Applications of Machine Learning in Real World
Applications of Machine Learning:
1. Software: Machine learning is widely used in software to enable an improved experience for the user. With some packages, the software is learning about the user’s behaviour after its first use. After the software has been in use for some time, it predicts what the user wants to do.
2. Spam Detection: For all the junk mail that gets caught, there’s a good chance a Bayesian classification filter is doing the work to catch it. Since the early days of SpamAssassin to Google’s work in Google Mail, there’s been some form of learning to figure out whether a message is good or bad.
Spam detection is one of the classic uses of machine learning, and over time the algorithms have gotten better and better. Think about the e-mail program that you use. When it sees a message it thinks is junk, it asks you to confirm whether it is junk or isn’t. If you decide that the message is spam, the system learns from that message and the experience. Future messages will, hopefully, be treated correctly from then on.

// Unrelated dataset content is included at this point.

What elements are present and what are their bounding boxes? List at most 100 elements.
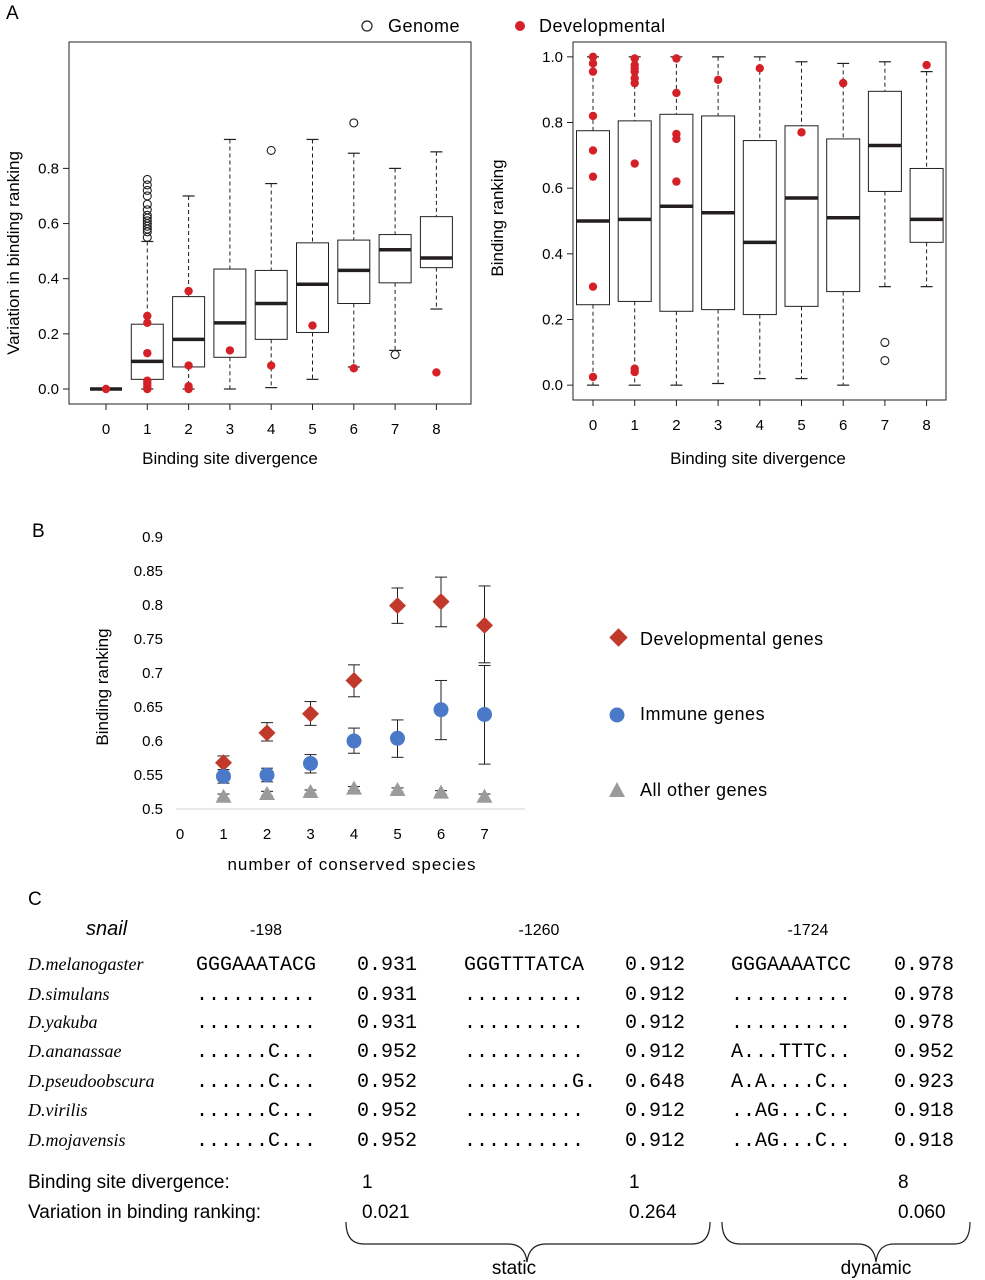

3. Voice Recognition: Apple’s Siri service which is on many iOS devices is another example of software machine learning. You ask Siri a question, and it works out what you want to do. The result might be sending a tweet or a text message or setting a calendar appointment. If Siri can’t work out what you’re asking of it, it performs a Google search on the phrase you said. Siri is an impressive service that uses a device and cloud-based statistical model to analyze your phrase and the order of the words in it to come up with a resulting action for the device to perform.
4. Stock Trading: There are lots of platforms that aim to help users make better stock trades.
These platforms have to do a large amount of analysis and computation to make recommendations. From a machine learning perspective, decisions are being made for you on whether to buy or sell a stock at the current price. It takes into account the historical opening and closing prices and the buy and sells volumes of that stock.
5. Robotics: Using machine learning, robots can acquire skills or learn to adapt to the environment in which they are working. Robots can acquire skills such as object placement, grasping objects, and locomotion skills through either automated learning or learning via human intervention. With the increasing amount of sensors within robotics, other algorithms could be employed outside of the robot for further analysis.
6. Medicine and Healthcare: The race is on for machine learning to be used in healthcare analytics. Several startups are looking at the advantages of using machine learning with Big Data to provide healthcare professionals with better-informed data to enable them to make better decisions.
IBM’s famed Watson supercomputer once used to win the television quiz program Jeopardy against two human contestants is being used to help doctors. Using Watson as a service on the cloud, doctors can access learning on millions of pages of medical research and hundreds of thousands of pieces of information on medical evidence.
7. Advertising: For as long as products have been manufactured and services have been offered,
companies have been trying to influence people to buy their products. Since 1995, the Internet has given marketers the chance to advertise directly to our screens without needing television or large print campaigns. Remember the thought of cookies being on our computers with the potential to track us? The race to disable cookies from browsers and control who saw our habits was big news at the time.
8. Retail and E-Commerce:
Machine learning is heavily used in retail, both in e-commerce and brick-and-mortar retail. At a high level, the obvious use case is the loyalty card. Retailers that issue loyalty cards often struggle to make sense of the data that’s coming back to them.
9. Gaming Analytics: We’ve already established that checkers is a good candidate for machine learning. Do you remember those old chess computer games with real plastic pieces? The human player made a move and then the computer made a move. Well, that’s a case of machine learning planning algorithms in action. Fast-forward a few decades to today when the console market is pumping out analytics data every time you play your favourite game.
Microsoft has spent time studying the data from Halo 3 to see how players perform on certain levels and also to figure out when players are using cheats. Fixes have been created based on the analysis of data coming back from the consoles.
10. Internet of Things: Connected devices that can collate all manner of data are sprouting up all over the place. Device-to-device communication is hardly new, but it hadn’t hit the public mind until fairly recently. With the low cost of manufacture and distribution, now devices are used in the home just as much as they are in the industry.
Uses include home automation, shopping, and smart meters for measuring energy consumption. These things are in their infancy, and there’s still a lot of concern about the security aspects of these devices. In the same way, mobile device location is a concern, companies can pinpoint devices by their unique IDs and eventually, associate them with a user.